Dans son
Introduction à la poésie française
publiée en 1939, Thierry Maulnier écrit que son œuvre
“tout entière vouée à l’amour charnel (…) renferme quelques-unes des plus brûlantes cadences du
paganisme littéraire français et de la poésie amoureuse universelle. (…) Jamais dans la littérature,
l’impudeur même des sens n’a atteint à une telle gravité. Ses paroles sont irremplaçables, elles n’ont
plus été prononcées après elle, fût-ce par les plus violentes et les plus tendres des filles de Racine.
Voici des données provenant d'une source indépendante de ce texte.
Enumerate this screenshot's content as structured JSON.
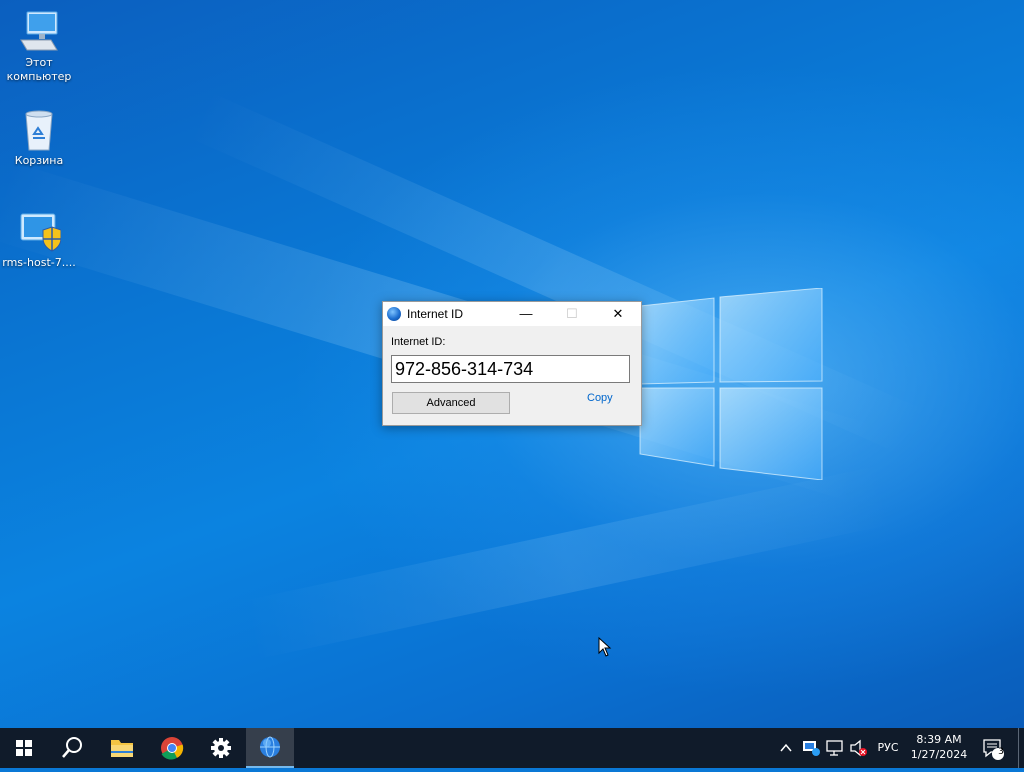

Jamais l’âme et le corps n’ont paru aussi peu séparés, la lucidité la plus claire aussi présente dans les
exigences de l’amour et dans ses gratitudes. (…) [Une] fusion nuptiale de la connaissance et de la
sensualité.”
Poète de l’amour, Louise Labé n’en invitait pas moins les femmes à se consacrer aux œuvres de
l’esprit. En préface, elle s’adresse à une jeune Lyonnaise, Clémence de Bourges, qui, si l’on en croit
la légende, se laissa mourir d’amour. Dans cette épître liminaire, Louise revendique l’indépendance
pour les femmes :
“Estant le tems venu
(…)
que les severes loix des hommes n’empeschent plus les femmes de s’apliquer
aus sciences & disciplines”
, aussi enjoint-elle ses semblables à s’attacher à produire des œuvres qui les
mettraient sur un pied d’égalité avec les hommes. Elle leur conseille notamment
“d’eslever un peu leurs
esprits par dessus leurs quenoilles & fuseaux”
.
Quant à elle, s’étant surtout consacrée à la musique, elle jugeait de peu de poids ses propres œuvres,
et ne les fit imprimer que pour répondre aux demandes de quelques amis et comme réminiscence
d’anciens jours heureux ou malheureux :
“Une ombre du passé qui nous abuse & trompe.”
Une “créature de papier” ?
L’existence de la Belle Cordière a été récemment mise en doute par Mireille Huchon, pour qui les
Euvres
de 1555 “sont une opération collective élaborée dans l’atelier de Jean de Tournes, par des
auteurs pour la plupart très liés aux réalisations de cet imprimeur”. La biographe croit discerner dans
ce livre “les créations de Lyonnais, comme Maurice Scève et les poètes qui gravitent autour de cet
astre, Pontus de Tyard, Claude de Taillemont, Philibert Bugnyon, Guillaume de La Tayssonnière et
les créations de poètes liés à la Brigade comme Olivier de Magny ou Jean-Antoine de Baïf”.
Le plus bel exemplaire connu : en vélin souple du temps, à grandes marges
et miraculeusement conservé.
Non lavé, quasiment dépourvu de rousseurs et de taches, à grandes marges, l’exemplaire est
quasi intact. Tout juste peut-on signaler d’infimes manques de papier dans les coins supérieurs
des derniers feuillets.
La reliure, très pure, a été réalisée avant la canonisation littéraire de Louise Labé. Elle présente
une particularité qui révèle sa nature quasi artisanale : la main du praticien a mal dirigé le massicot sur
les marges extérieures, ce qui confère au volume un singulier aspect trapézoïdal.
Petite morsure en bordure du plat inférieur.
Quelques phrases ont été anciennement soulignées ou annotées à l’encre noire. En marge d’un
passage où Louise Labé a écrit :
“S’il y ha quelque chose de recommandable apres la gloire & l’honneur,
le plaisir que l’estude des lettres ha acoutumé donner nous y doit chacune inciter”
, un lecteur contemporain a
inscrit :
“le plesir des lettres.”
Quelle meilleure réponse aux spéculations sur la personne réelle ou rêvée
de Louise Labé ? Que sont-elles face au
“plesir des lettres”
?
Provenance : signature ancienne en haut du titre rayée et ex-libris manuscrit du XVIII
e
siècle sous
le titre :
Ex lib. Rejnaud cat. ins.
L’exemplaire a figuré dans un catalogue de la librairie Pierre Berès
(catalogue 85,
350 livres et manuscrits des Valois à Henri IV
, 1994, n° 173) : le libraire l’avait acquis dans
une vente anonyme lyonnaise en 1985.
Le volume est conservé dans une boîte moderne de maroquin tabac.